Ministry of Peace and Reconstruction
- Emblem of Nepal

Agency overview
- Formed: 31 March 2007
- Headquarters: Singha Durbar, Kathmandu, Nepal
- Minister responsible: Sher Bahadur Deuba, Prime Minister of Nepal and Minister of Peace and Reconstruction;
- Website: peace.gov.np

= Ministry of Peace and Reconstruction =

Government ministry of Nepal

The Ministry of Peace and Reconstruction (शान्ति तथा पुनर्निर्माण मन्त्रालय) is a Nepali ministry, tasked with ensuring peace and security. It was formed in 2007 after the Government signed the Comprehensive Peace Accord (CPA) with the Communist Party of Nepal (Maoist Centre) and is mandated to implement the CPA.

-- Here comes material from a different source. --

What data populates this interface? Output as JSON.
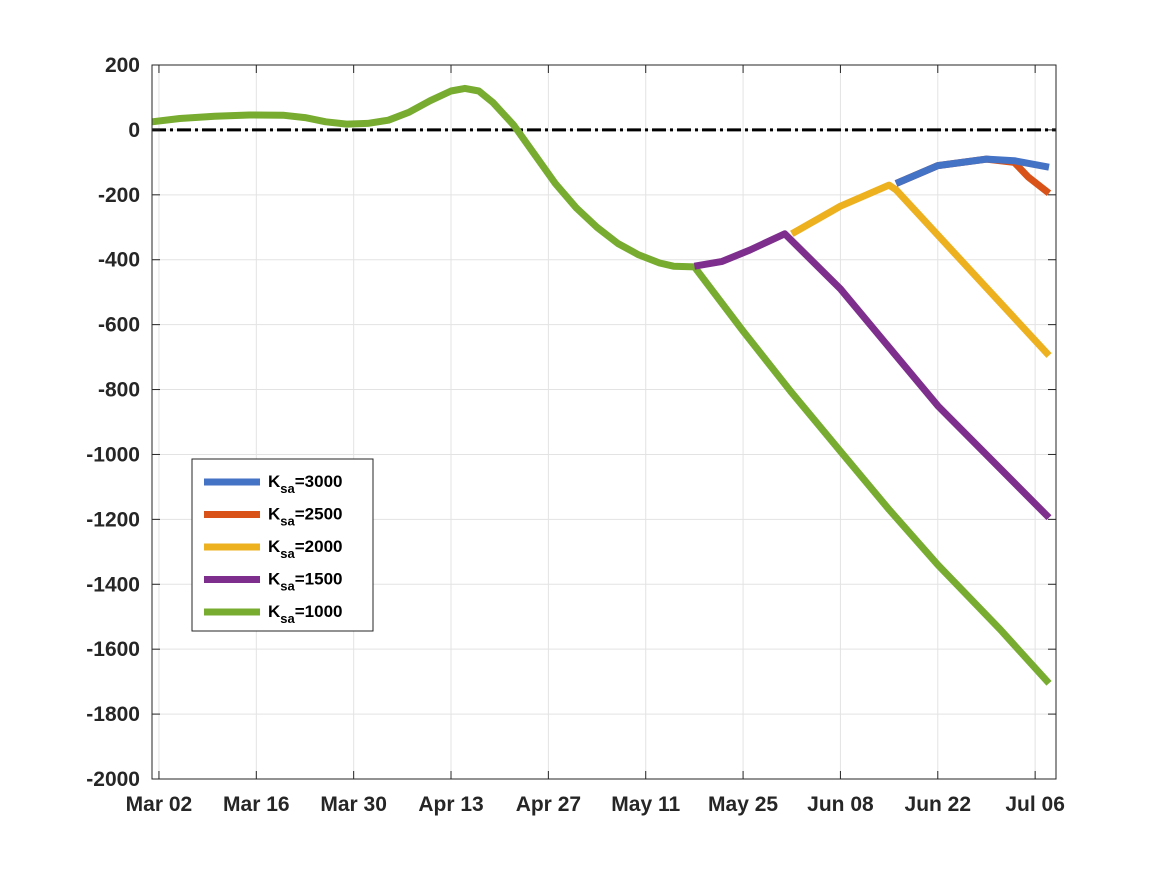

==Former Ministers of Peace and Reconstruction==
This is a list of all ministers of Peace and Reconstruction since the Nepalese Constituent Assembly election in 2013:

|  | Name | Party | Assumed Office |
|---|---|---|---|
| 1 | Ek Nath Dhakal | Nepal Pariwar Dal | 24 December 2015 |
| 2 | Sita Devi Yadav | Nepali Congress | 26 August 2016 |
| 3 | Sher Bahadur Deuba^{[citation needed]} | Nepali Congress | 26 June 2017 |

== Dissolution ==
The Ministry of Peace and Reconstruction received no funding from the Finance Ministry in 2017. The ministry was dissolved over the following few years, with its functions taken over by the Ministry of Home Affairs.